MOLECULAR-CLONING AND EXPRESSION OF THE CDNA FOR ALPHA-3 SUBUNIT OF HUMAN ALPHA-3-BETA-1 (VLA-3), AN INTEGRIN RECEPTOR FOR FIBRONECTIN, LAMININ, AND COLLAGEN

alpha-3-beta-1 (VLA-3), a member of the integrin family of cell adhesion receptors, may function as a receptor for fibronectin, laminin, and collagen. A partial cDNA clone (2.4 kb) for the human alpha-3 subunit was selected from an endothelial cell lambda-gt11 cDNA library by specific antibody screening. Several overlapping cDNA clones were subsequently obtained, of a total length of 4.6 kb from various cDNA libraries.
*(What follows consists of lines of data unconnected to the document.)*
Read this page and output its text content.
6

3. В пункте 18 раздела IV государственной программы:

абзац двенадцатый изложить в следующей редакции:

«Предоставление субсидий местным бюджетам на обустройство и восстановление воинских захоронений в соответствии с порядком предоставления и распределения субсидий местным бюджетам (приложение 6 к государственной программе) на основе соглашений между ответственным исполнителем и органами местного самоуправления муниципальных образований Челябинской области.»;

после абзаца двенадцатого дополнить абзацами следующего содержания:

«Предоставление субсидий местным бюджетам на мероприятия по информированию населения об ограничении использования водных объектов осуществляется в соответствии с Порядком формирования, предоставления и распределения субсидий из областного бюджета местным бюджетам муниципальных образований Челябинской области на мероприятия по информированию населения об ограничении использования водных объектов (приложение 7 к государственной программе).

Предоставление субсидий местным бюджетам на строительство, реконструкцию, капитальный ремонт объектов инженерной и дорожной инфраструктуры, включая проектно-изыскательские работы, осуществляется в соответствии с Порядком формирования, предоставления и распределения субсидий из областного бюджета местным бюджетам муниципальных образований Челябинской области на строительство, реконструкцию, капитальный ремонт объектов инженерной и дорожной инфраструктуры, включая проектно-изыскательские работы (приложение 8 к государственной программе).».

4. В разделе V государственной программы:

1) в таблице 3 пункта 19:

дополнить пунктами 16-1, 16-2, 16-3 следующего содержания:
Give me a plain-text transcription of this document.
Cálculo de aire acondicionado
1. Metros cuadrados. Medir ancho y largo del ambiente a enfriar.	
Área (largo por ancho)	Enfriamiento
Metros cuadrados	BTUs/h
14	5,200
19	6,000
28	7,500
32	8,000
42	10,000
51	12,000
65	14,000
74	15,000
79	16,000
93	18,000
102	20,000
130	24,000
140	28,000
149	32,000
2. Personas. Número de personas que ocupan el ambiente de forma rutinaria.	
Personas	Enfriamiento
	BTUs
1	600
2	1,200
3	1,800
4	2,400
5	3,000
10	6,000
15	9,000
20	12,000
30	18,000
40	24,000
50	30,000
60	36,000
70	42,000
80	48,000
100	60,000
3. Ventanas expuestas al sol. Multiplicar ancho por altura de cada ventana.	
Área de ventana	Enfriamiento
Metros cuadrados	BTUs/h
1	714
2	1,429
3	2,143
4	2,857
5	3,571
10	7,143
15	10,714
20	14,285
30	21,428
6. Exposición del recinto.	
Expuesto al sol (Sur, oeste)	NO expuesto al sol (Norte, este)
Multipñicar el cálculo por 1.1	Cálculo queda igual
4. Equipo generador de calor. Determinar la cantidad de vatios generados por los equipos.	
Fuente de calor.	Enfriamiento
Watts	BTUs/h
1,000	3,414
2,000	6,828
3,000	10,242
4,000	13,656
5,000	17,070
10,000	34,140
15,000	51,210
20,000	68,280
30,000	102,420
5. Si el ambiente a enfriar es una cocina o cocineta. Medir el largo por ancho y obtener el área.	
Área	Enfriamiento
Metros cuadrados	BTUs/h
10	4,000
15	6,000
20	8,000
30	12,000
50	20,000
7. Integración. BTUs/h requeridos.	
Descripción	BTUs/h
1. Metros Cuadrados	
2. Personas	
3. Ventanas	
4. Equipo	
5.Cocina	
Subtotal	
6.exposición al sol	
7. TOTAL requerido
The reconstructed alpha-3 cDNA was expressed on the surface of chinese hamster ovary cells as detected by an alpha-3-specific mAb after transfection, suggesting that the cDNA is authentic. Within this sequence was an open reading frame, encoding for 1,051 amino acids, including a signal peptide of 32 residues, a long extracellular domain (959 residues), a transmembrane domain (28 residues), and a short cytoplasmic segment (32 residues). Overall, the alpha-3 amino acid sequence was 25-37% similar to the other integrin alpha-subunits that are cleaved, with most similarity to the alpha-6 sequence (37%), and less similarity to those alpha-subunits that have I domains (15-20%, excluding the I domain sequence itself). Features most like those in other alpha subunits are (a) the positions of 18/19 cysteine residues, (b) three potential metal binding domains of the general structure DX(D/N)X(D/N)GXXD, and (c) the predicted transmembrane domain. The mass of alpha-3 calculated from its amino acid sequence is 113,505. The human-alpha-3 sequence was 89% identical to hamster galactoprotein b3, and 70% similar to the chicken CSAT antigen band 2 protein partial sequence, suggesting that these two polypeptides are homologues of human alpha-3.